Cierta espantosa noche de noviembre, el párroco se dio cuenta de que debía de haber
naufragio... Idas y venidas misteriosas en la aldea, sordos ruidos que salían de las casas,
sombras que se deslizaban rasando las paredes, alguna exclamación de mujer, alguna voz
argentina de niño... Penalouca iba a su crimen tutelar; Penalouca ya era la manada de lobos,
con dientes agudos y fauces ardientes, hambrientas... El párroco se alzó de la cama
temblando, se puso aprisa un abrigo y una bufanda, descolgó el Crucifijo de su cabecera y
echó a correr camino de la playa del Socorro.
  Cuando desembocó en ella, el cuadro se le ofreció en su plenitud. La mar, tremendamente
embravecida, acababa de arrojar náufragos, sobre los cuales se encarnizaba, con guturales
gritos de triunfo, la chusma.
Al uno, después de romperle la cabeza de un garrotazo, le habían despojado de un
cinturón relleno de oro; al otro, le desnudaban, y con una mujer, joven aún, viva, 73
implorante, se disponían a hacer lo mismo.

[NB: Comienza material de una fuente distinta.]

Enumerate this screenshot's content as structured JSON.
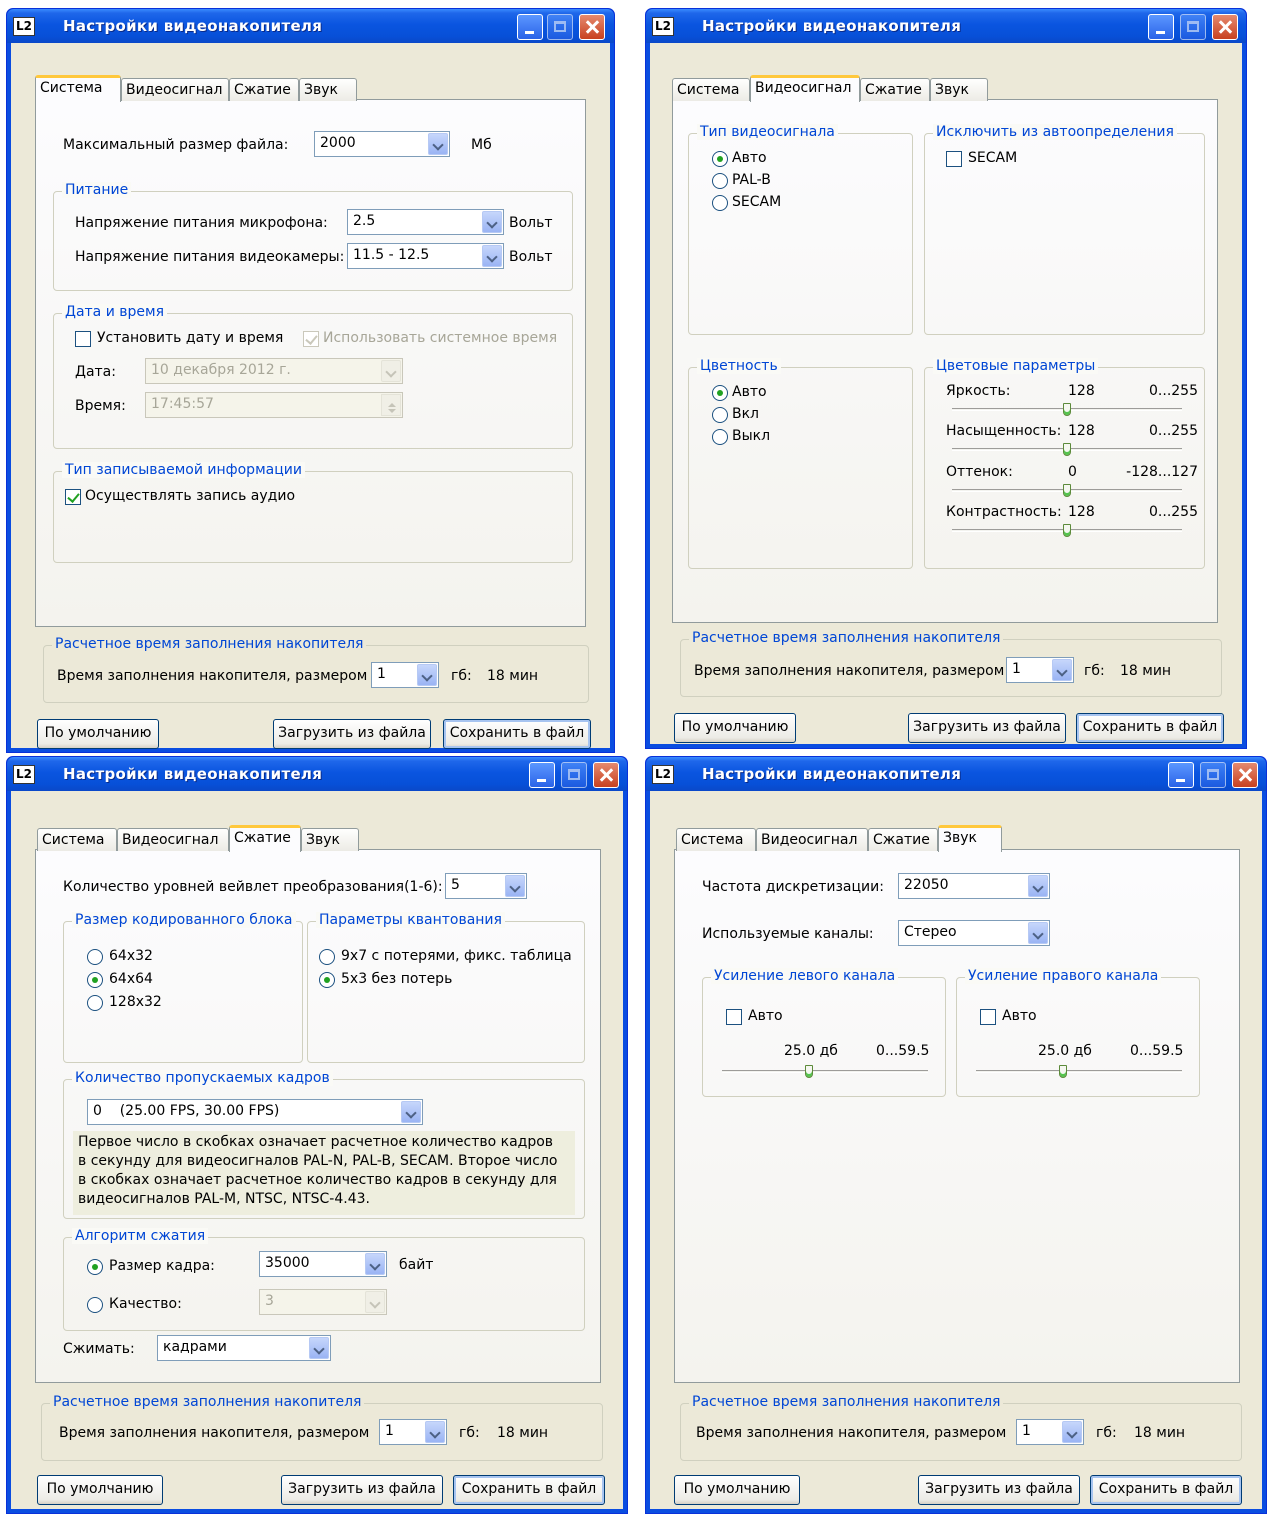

Arrodillada, lívida, la mujer pedía por Dios
compasión...
   El párroco alzó el Crucifijo y se lanzó entre las fieras.
-¡Atrás! ¡Aquí está Dios!  -gritó enarbolando la escultura-. ¡Dejen a esa mujer! ¡El que se
mueva está condenado!
Los aldeanos retrocedieron; un momento les subyugó la voz de su párroco, y les impuso el
gran Cristo cubierto de heridas, semejante al náufrago que yacía allí, desnudo, y
ensangrentado también. Pero el alcalde, vigilante, empedernido, fue el primero que desvió
al cura, blandiendo el garrote, profiriendo imprecaciones... Y la multitud siguió el impulso
y se defendió, ciega, en la confusión del instinto, en la furia del desenfreno pasional...
Pocos días después salió a la orilla, con los de los náufragos, el cuerpo del párroco, que
presentaba varias heridas. También él había ido a la ganadera.